От безумных сапожниковых глаз вся напряженная, как почки на деревьях, Софья вернулась к себе. Ключа снаружи не было, дверь была заперта. Софья поняла: Трофим Иваныч с Ганькой ушли куда-нибудь погулять и, наверно, придут домой только часов в одиннадцать – она сама сказала им, чтобы раньше одиннадцати ее не ждали. Пойти разве наверх и посидеть там, пока они не вернутся?

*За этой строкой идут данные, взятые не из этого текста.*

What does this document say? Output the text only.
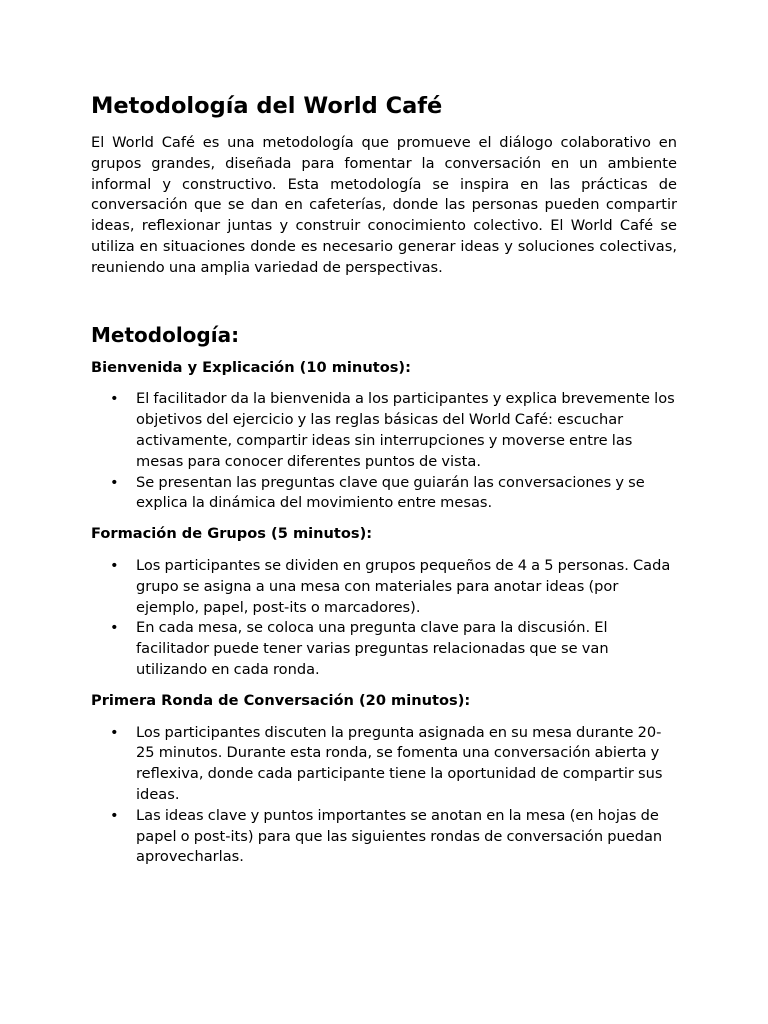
Metodología del World Café

El World Café es una metodología que promueve el diálogo colaborativo en grupos grandes, diseñada para fomentar la conversación en un ambiente informal y constructivo. Esta metodología se inspira en las prácticas de conversación que se dan en cafeterías, donde las personas pueden compartir ideas, reflexionar juntas y construir conocimiento colectivo. El World Café se utiliza en situaciones donde es necesario generar ideas y soluciones colectivas, reuniendo una amplia variedad de perspectivas.

Metodología:
Bienvenida y Explicación (10 minutos):
• El facilitador da la bienvenida a los participantes y explica brevemente los objetivos del ejercicio y las reglas básicas del World Café: escuchar activamente, compartir ideas sin interrupciones y moverse entre las mesas para conocer diferentes puntos de vista.
• Se presentan las preguntas clave que guiarán las conversaciones y se explica la dinámica del movimiento entre mesas.
Formación de Grupos (5 minutos):
• Los participantes se dividen en grupos pequeños de 4 a 5 personas. Cada grupo se asigna a una mesa con materiales para anotar ideas (por ejemplo, papel, post-its o marcadores).
• En cada mesa, se coloca una pregunta clave para la discusión. El facilitador puede tener varias preguntas relacionadas que se van utilizando en cada ronda.
Primera Ronda de Conversación (20 minutos):
• Los participantes discuten la pregunta asignada en su mesa durante 20-25 minutos. Durante esta ronda, se fomenta una conversación abierta y reflexiva, donde cada participante tiene la oportunidad de compartir sus ideas.
• Las ideas clave y puntos importantes se anotan en la mesa (en hojas de papel o post-its) para que las siguientes rondas de conversación puedan aprovecharlas.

Наверху жила теперь Пелагея с мужем, извозчиком. Через открытое окно было слышно, как она говорила своему ребенку: «Агу-агу-агунюшки… Вот так, вот так!» Нельзя, не было сил сейчас пойти туда и смотреть на нее, на ребенка. Софья села на деревянные ступени. Солнце было еще высоко, небо блестело, как глаза у сапожника. Откуда-то запахло горячим черным хлебом. Софья вспомнила: в окне на кухне шпингалет сломан, и, наверно, Ганька забыла привязать окно – всегда забывала. Значит, можно открыть снаружи и влезть.
Софья обошла кругом. И правда, окно не было привязано.